Nine months after we originally wrote about them, after a well-publicized cross-country road trip, many butchery demos, profiles in Food & Wine and Bon Appétit and the Los Angeles Times, countless Eater updates, Facebook posts, some 5,200 tweets (from three Twitter feeds), rumored offers (all supposedly turned down) of over a dozen reality shows, and one 3,400+ word piece in today's Huffington Post later, Lindy & Grundy has finally opened.

Amelia Posada and Erika Nakamura, Lindy and Grundy respectively, swung wide their previously butcher-paper-covered doors at 2:30 this afternoon. And no, as near as we can tell, the face of Jesus Christ did not appear on any slab of sustainable, organic, locally sourced, hand-jigsawed beef. But what do we know. That sort of thing may happen when journalists aren't looking. (Check back later on every food blog and Twitter feed in Los Angeles.)

Is it worth all the merciless hype? This publication's estimable reviewer, who may or may not have seen Jesus on slabs of meat before himself, will certainly tell us in the not-too-distant future. In the meantime, a few blocks north from Canter's and Golden State and the bacon palace of Animal, you can finally go shopping in what has previously been only an imaginary butcher shop.

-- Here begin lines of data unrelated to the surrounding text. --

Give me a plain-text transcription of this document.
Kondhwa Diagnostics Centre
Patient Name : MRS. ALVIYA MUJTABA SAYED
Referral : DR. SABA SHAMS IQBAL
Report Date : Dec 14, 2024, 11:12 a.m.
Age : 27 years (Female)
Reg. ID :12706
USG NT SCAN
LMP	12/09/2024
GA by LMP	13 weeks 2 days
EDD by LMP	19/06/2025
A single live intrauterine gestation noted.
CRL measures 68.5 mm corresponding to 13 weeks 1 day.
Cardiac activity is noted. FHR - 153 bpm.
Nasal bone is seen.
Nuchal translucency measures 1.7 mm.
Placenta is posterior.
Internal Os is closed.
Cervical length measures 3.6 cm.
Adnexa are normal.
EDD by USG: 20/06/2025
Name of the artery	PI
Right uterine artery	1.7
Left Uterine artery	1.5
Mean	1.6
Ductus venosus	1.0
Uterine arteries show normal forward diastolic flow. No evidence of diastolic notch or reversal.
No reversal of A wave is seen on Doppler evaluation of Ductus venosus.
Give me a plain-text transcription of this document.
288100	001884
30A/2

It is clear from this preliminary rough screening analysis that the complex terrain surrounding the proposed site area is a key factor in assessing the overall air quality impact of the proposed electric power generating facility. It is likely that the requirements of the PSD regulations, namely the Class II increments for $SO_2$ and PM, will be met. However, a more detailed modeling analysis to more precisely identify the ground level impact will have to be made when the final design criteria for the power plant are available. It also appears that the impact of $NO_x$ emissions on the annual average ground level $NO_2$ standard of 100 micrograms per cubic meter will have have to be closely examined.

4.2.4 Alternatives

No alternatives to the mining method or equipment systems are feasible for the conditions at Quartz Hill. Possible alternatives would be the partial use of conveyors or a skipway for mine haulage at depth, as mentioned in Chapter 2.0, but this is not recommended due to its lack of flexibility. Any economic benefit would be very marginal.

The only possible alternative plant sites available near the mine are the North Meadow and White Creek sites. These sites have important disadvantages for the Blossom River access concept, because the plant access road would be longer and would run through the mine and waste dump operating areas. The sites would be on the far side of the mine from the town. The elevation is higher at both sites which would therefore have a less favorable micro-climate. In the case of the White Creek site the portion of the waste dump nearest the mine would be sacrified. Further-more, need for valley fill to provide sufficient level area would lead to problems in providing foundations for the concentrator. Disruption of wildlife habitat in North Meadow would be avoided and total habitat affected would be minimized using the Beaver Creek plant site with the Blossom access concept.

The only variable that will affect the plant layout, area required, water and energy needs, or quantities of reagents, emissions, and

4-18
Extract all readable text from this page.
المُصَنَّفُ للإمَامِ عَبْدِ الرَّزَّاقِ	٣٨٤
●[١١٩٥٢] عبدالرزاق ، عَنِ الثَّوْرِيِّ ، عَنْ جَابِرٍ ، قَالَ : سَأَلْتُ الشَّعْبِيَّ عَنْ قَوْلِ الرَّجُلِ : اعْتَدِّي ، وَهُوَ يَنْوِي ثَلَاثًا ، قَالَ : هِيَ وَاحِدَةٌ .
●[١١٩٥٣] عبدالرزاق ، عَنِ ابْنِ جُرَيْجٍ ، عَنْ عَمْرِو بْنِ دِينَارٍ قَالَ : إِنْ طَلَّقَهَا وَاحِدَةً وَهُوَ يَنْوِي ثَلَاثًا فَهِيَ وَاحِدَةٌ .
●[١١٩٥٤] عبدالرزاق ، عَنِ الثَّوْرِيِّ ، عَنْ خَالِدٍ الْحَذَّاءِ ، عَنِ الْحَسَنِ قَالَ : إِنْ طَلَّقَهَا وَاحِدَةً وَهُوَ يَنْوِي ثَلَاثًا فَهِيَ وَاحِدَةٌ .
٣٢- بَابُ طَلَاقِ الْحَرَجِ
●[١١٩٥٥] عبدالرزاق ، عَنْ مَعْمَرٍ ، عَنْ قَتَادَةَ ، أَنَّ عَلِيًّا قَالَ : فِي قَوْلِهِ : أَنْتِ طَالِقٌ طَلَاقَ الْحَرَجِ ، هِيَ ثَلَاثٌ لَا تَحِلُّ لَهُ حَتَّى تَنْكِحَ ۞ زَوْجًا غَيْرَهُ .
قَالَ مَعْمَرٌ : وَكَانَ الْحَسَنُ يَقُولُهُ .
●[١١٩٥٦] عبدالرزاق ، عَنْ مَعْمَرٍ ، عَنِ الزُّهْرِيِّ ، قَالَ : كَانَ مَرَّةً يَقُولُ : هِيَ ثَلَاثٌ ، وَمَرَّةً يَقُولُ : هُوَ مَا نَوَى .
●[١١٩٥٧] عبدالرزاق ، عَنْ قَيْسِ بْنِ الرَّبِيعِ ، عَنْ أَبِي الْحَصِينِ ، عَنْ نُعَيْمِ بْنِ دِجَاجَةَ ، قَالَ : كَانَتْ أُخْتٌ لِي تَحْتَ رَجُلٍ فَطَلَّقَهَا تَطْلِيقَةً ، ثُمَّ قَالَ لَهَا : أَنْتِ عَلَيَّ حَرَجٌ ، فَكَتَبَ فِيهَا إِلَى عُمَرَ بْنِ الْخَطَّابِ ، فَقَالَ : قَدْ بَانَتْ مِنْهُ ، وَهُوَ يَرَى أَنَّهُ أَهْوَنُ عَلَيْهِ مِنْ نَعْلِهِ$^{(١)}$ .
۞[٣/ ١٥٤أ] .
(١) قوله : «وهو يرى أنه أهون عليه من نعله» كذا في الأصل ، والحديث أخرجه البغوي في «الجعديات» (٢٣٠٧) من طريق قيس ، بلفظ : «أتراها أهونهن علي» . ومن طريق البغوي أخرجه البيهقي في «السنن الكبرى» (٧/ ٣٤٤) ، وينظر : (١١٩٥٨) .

In fact some of us were kind of hoping, after three-quarters of a year of relentless media coverage, that Nakamura and Posada would finally announce, not the opening of their shop, but that it had all been a very well-orchestrated bit of performance art. A joke on all of us. A one-day pop-up event, after which all the glossy pictures of hunks of meat, tattoos and pretty girls would line the walls of a permanent art installation. No actual legs of Petaluma-raised lamb, but a framed photo of them, next to a Jeff Koons-style sculpture of a pig. If only Eli Broad had bought the Times by now.